«Les Maliens soutiennent leur armée et leurs institutions», affirme Moussa Ag Acharatoumane, membre du Conseil national de transition
Au Mali, la situation sécuritaire reste tendue après les attaques concertées du 25 avril. Les groupes armés du Jnim, affilié à al-Qaïda, et les indépendantistes du FLA ont mené des offensives simultanées, causant la perte du général Sadio Camara, ministre de la Défense, et la prise de Kidal. Depuis, Bamako fait face à un blocus imposé par le Jnim, tandis que les forces maliennes, renforcées par les partenaires russes de l’Africa Corps, maintiennent leur pression opérationnelle.
Les autorités de transition jugées solides malgré les critiques
Assimi Goïta incarne la stabilité selon Moussa Ag Acharatoumane
Face aux accusations de fragilité portées par l’opposition après les attaques du 25 avril, Moussa Ag Acharatoumane, membre du Conseil national de transition et porte-parole du MSA, un groupe politico-militaire allié au régime, défend avec fermeté la solidité des institutions maliennes. Pour lui, le président Assimi Goïta reste le leader dont le pays a besoin : « Il continue à gouverner normalement son pays ».
L’offensive coordonnée des groupes armés, combinant actions terroristes et complicités internes, n’a pas ébranlé la cohésion des forces de défense. « Les forces de défense et de sécurité ont repoussé les attaques terroristes », déclare-t-il. L’armée malienne, unie et déterminée, poursuit ses opérations sur l’ensemble du territoire national.
Une alliance terroriste condamnée par les autorités
Le Jnim et le FLA unis par un projet satanique
L’alliance entre le Jnim et le FLA est qualifiée de « très mauvaise chose » par Moussa Ag Acharatoumane. Il rappelle que cette coalition s’inscrit dans la continuité des erreurs de 2012, où al-Qaïda avait déjà tenté de s’imposer au Mali. « Nos frères doivent prendre conscience de l’erreur grotesque qu’ils sont en train de faire », insiste-t-il, soulignant que certains dirigeants du Jnim sont eux-mêmes des victimes passées de cette nébuleuse.
Les preuves de cette alliance inquiétante ? « Les drapeaux noirs d’al-Qaïda défilant dans les rues de Kidal », la coordination des opérations par Iyad Ag Ghali, chef du Jnim, aux côtés d’Alghabass Ag Intallah du FLA, et les revendications communes revendiquant un projet déstabilisateur. Pour le porte-parole du MSA, une négociation avec ces groupes est impossible dans l’état actuel des choses.
Kidal sous blocus, mais l’armée malienne prépare sa riposte
Bamako et Ménaka : deux fronts sous tension
Le contrôle de Kidal par les groupes armés a permis l’instauration d’un blocus autour de Bamako, mais les forces maliennes, en pleine réorganisation, ne cèdent aucun terrain. « Ils ne vont pas céder un centimètre de ce territoire à une organisation terroriste », assure Moussa Ag Acharatoumane. Le général El Hadj Ag Gamou, gouverneur de Kidal depuis 2023, est toujours opérationnel à Gao, prêt à assurer ses fonctions.
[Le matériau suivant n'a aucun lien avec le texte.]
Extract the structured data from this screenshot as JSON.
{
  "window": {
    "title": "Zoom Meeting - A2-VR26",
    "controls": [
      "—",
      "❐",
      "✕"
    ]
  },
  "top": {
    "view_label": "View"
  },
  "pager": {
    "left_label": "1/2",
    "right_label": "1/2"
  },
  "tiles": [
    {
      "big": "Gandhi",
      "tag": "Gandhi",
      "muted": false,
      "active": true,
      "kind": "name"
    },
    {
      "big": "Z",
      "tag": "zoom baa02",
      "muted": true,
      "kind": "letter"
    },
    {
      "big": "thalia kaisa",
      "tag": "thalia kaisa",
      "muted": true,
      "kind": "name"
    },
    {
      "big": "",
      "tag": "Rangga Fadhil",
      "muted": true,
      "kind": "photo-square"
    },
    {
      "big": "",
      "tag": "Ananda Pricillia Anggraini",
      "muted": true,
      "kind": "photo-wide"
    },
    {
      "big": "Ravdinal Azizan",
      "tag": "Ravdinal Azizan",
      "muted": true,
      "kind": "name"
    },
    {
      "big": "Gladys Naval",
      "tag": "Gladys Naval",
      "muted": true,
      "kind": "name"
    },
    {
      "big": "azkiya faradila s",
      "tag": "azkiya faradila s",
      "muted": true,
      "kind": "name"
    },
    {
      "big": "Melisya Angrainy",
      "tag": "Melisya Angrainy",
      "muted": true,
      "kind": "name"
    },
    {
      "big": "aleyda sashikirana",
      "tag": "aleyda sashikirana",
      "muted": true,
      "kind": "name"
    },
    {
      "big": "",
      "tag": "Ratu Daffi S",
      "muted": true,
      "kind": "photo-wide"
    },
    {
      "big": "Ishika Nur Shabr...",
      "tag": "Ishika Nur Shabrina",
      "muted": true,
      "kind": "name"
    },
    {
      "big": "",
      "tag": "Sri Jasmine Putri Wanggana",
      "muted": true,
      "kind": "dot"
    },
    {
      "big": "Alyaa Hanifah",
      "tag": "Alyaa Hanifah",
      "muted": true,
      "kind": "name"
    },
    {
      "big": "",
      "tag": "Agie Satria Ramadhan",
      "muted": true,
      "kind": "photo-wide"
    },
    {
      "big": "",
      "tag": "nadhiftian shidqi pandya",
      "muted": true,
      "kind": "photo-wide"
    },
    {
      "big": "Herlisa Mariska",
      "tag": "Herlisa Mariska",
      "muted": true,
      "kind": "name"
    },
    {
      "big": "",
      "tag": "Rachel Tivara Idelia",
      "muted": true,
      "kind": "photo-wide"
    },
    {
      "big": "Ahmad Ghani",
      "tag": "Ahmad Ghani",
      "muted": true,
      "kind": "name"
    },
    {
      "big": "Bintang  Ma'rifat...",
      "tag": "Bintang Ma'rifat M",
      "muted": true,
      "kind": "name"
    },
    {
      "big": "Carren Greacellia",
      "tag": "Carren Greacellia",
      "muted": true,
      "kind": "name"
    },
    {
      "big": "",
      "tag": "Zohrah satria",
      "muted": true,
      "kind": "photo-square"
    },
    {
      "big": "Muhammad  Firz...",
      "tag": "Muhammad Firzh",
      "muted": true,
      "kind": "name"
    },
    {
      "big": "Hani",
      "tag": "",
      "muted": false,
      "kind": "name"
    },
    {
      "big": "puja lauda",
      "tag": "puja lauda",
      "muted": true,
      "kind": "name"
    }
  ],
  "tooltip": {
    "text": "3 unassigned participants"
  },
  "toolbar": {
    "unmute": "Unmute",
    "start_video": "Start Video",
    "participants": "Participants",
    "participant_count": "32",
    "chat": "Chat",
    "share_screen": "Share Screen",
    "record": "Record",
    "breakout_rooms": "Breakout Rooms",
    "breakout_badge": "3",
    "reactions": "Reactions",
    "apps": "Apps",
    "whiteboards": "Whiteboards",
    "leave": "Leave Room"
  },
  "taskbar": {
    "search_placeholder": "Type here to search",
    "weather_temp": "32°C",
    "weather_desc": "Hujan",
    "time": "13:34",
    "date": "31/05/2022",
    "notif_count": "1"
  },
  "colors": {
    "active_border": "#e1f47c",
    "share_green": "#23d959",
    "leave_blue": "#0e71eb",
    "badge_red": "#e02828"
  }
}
À Ménaka, la situation est sous contrôle malgré la menace persistante de l’État islamique, rival du Jnim. L’administration a repris ses activités et les patrouilles régulières des forces de sécurité assurent la stabilité locale. « Nous sommes en guerre contre l’une des organisations terroristes les plus dangereuses au monde », rappelle-t-il, tout en soulignant que la vigilance reste de mise.
Pas de dialogue avec les groupes armés : une position intangible
Les autorités maliennes rejettent toute négociation
Face aux appels au dialogue lancés par certains opposants, Moussa Ag Acharatoumane reste catégorique : « Il n’y a pas à discuter avec des gens qui ont un projet de destruction de notre pays ». Pour lui, l’État malien doit protéger sa population et son intégrité territoriale. Une réintégration des groupes armés n’est envisageable que s’ils abandonnent leurs revendications violentes et leurs alliances avec des organisations terroristes.